I completely understand that you deprecate auth0-socketio-jwt, and I would be more than happy to take the npm name, with the “fork” I created, that already satisfy some of the needs of your previous users.
Currently available there: @thream/socketio-jwt - npm
At first, I was only thinking about this name as a temporary solution, but now that you’re officially depracting this package, I guess, it’s time to have a more official package name and that would be socketio-jwt.
Here’s the solution I could think of, if you agree of course
Deprecate @thream/socketio-jwt on npm
Release the new version socketio-jwt@5.0.0 with the exact same version as current @thream/socketio-jwt@2.1.0 with updated README and changes needed about the new name of course.
Removal of the GitHub Repo for the old socketio-jwt (a.k.a auth0-socketio-jwt) as you’re planning to do it in September 2021.
Feel free to discuss, if you have any questions!
The main idea, is that I would like to become the maintainer of this package.

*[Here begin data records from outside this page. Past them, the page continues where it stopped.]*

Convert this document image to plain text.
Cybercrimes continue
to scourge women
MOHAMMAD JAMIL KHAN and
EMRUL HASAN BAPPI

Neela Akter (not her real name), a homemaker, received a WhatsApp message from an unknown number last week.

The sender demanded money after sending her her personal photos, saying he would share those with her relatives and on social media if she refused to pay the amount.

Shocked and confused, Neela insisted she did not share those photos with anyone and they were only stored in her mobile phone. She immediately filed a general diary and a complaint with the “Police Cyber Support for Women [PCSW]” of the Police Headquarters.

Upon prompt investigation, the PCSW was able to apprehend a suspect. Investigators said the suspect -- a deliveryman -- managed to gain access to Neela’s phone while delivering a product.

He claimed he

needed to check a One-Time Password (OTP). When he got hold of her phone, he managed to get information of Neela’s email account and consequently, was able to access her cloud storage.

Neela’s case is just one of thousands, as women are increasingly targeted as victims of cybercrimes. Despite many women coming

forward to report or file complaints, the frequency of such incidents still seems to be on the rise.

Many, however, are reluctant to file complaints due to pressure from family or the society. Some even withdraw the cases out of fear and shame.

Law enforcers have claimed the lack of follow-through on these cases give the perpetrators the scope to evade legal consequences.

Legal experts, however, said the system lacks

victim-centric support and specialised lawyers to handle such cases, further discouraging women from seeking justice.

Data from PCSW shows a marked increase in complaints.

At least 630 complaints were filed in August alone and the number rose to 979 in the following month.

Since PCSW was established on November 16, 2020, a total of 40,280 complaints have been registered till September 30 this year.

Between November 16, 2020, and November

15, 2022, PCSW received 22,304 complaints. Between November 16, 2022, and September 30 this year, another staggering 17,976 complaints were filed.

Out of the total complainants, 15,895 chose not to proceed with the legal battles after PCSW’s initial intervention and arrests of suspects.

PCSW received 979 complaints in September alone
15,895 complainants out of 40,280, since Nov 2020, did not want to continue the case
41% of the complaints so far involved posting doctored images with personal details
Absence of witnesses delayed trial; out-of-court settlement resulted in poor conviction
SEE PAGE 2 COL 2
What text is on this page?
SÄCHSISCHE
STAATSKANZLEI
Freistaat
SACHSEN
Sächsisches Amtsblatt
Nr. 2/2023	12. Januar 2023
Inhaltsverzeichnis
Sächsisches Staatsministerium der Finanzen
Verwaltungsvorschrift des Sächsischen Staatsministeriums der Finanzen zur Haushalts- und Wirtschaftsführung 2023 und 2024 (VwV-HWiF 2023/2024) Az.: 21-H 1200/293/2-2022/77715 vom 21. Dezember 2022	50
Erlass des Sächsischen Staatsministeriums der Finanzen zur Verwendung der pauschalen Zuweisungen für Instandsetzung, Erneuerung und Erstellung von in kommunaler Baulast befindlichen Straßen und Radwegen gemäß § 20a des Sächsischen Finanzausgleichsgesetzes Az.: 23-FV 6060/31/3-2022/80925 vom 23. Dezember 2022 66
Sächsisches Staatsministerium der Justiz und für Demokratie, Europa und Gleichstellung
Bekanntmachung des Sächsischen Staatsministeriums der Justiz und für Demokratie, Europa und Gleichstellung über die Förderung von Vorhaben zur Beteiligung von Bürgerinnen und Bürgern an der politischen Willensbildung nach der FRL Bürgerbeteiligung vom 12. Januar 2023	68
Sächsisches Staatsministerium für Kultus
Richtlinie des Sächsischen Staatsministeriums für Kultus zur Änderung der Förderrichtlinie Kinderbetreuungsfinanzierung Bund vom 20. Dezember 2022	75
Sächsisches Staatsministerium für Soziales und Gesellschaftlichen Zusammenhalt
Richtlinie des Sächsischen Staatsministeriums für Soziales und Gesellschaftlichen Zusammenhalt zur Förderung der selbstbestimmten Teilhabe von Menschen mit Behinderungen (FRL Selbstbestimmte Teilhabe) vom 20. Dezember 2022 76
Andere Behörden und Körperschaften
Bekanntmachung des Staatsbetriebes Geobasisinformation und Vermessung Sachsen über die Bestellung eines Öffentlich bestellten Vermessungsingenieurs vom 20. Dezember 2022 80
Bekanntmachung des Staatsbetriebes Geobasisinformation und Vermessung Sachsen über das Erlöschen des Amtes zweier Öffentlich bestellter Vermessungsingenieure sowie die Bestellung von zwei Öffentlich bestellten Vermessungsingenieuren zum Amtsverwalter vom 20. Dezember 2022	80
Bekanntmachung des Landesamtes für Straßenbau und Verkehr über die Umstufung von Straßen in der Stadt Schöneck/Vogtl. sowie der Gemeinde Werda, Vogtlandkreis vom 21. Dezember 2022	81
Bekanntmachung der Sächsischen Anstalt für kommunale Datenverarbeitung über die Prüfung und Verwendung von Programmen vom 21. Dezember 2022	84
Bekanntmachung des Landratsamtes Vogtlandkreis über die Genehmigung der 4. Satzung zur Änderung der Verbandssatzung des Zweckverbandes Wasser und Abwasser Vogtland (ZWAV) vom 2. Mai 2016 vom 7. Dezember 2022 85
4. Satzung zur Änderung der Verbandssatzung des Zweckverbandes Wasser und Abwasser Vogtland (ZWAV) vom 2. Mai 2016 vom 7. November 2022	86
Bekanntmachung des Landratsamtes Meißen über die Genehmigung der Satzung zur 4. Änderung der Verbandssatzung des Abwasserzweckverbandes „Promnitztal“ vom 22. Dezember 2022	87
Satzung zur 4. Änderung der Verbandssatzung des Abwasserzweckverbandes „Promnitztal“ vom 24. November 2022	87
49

We are using socketio-jwt, but can’t use @thream’s version as it has stripped out some functionality that we need/use, with no plans to support it as far as I understand. I don’t think a new version that steps in to replace the official package should have reduced functionality just because the other features didn’t suit the author of the new package.
Will be happy to support @thream’s version if it achieves feature parity, but otherwise we’ll probably roll our own fork or solution instead.
Please pardon my ignorance, I’m new here and may not have a complete understanding. It sounds like Auth0 is handing off an npm name to a third-party after that name has gained the trust of thousands of developers.
What stops said third-party from injecting malicious behavior into many thousands of applications?
Auth0 is deprecating the packages. Auth0’s libraries will no longer be available on GitHub after the deprecation date. To clarify, the packages will not be handed off to a third party. Because of the nature of these open-source projects, the forks will still be active, although they won’t be maintained or specifically supported by Auth0. Hope that clarifies this!
To provide more context, there are a number of auth0-community repos which are not used a great deal based on Github data and are not being updated. We are in the process of taking these repos through the deprecation process since they are not actively maintained. If you are using any of the repos please let us know to help us in the evaluation!
What features do you need ? Feel free to open new issues on the Thream repo.
other features didn’t suit the author of the new package.
It is not the reason, we want to have an easy to use package and the old one provided by auth0 had so many ways to use it, in my opinion it’s better to only have one way to use it.
But if you need a specific feature, we’ll try our best to include it if it is possible to not add another way to use the package, as the package should be easy to use.
Yes, moving to a fork at this time would probably be the best.
It is a fork actually, I just rewrite and improve the package, as it now support TypeScript out of the box, less dependencies to install, 100% code coverage, etc.
Hi @Divlo,
It sounds like you want to rename your fork from thream/socketio-jwt to socketio-jwt. Is that correct?
The Auth0 socketio-jwt repo will be removed in September, but this should not affect your fork.
But you mentioned that you are not using this event anymore, so I guess that’s something we would like to see maintained.
It’s one of the core features of this package as far as I can see.
PS: I note perhaps there was a misunderstanding, as my original issue I incorrecly called the event authenticate instead of authenticated, but I was referring to authenticated of course as per the code examples in the issue.
Right, yes we’re not using the authenticated event.
Compared to the auth0 package, we are only using the One roundtrip way to authenticate.
Do you really need the authenticated event ?
If I understood well, you want to be able to authenticate differently for each namespaces, maybe that could be done with the One roundtrip way too.
Please open an issue on the thream/socketio-jwt repo! Thanks.
Oh, I see! Since there may be projects that are currently using the package, it’d be best if they had different names to avoid any confusion. Thanks!
I made the decision that we’ll rename our package from @thream/socketio-jwt to socket.io-jwt.
Not yet, but probably soon if the npm will be still available, hopefully yes.